As you can see I have a concept of message processors and handlers. The processor is what translates the universal message to/from the message retrieval format (in this case gammu). The handlers (in this case just the Orange Wednesday Handler) is what processes the messages and decides what to do with it. The Orange Wednesday Handler when receiving a text message goes through the following process:

This logic was important as I didn't want to send text messages to Orange unnecessarily as each text costs money. As you can see to prevent this, a few checks are made before the text message is sent. I have also built into the handler the ability to re-ask for the code just in case it's accidentally deleted.

So I had the concept of the program boiled down, but what was I going to program the application in. The first language that sprung to mind was C#. I have been using the language for over three years both leisurely and for work. But this was quickly ruled out as one of the things I wanted the application to run on was one of these.
For those that don't know, this is a Raspberry Pi. A $35 ARM based, Linux run computer that is both low powered in energy and specs. But this was perfect for my little project as I wanted the application running all of the time without a power hungry PC having to be on. So as C# was out I falled upon the other language I had a bit of experience in. C++. This proved to be a bit of a challenge as the last time I used the language was in University and turns out I've been a bit spoiled by the niceties of C#.

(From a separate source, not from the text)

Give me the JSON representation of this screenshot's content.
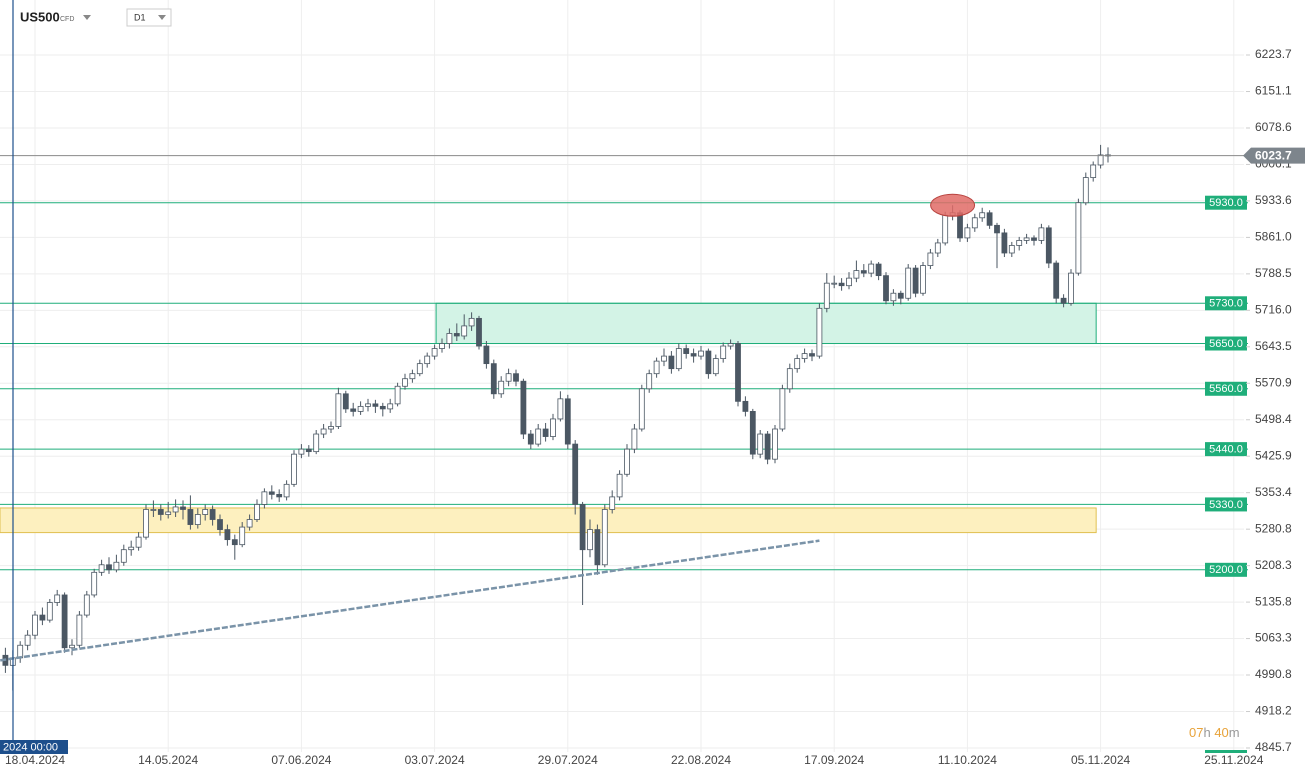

I finished building the application about a week ago on a Windows environment, and the last week has been trying to get the application running on another friend's Raspberry Pi. It was hard. But this was due to a mixture of my Windows compilier (MinGW) compiling things a little differently to linux's default compiler (G++) and my lack of knowledge when using Linux itself. But it works as I intended. However this is not the end as some missing features need to be added that will make using the service more useable. A task it seems for the weeks ahead.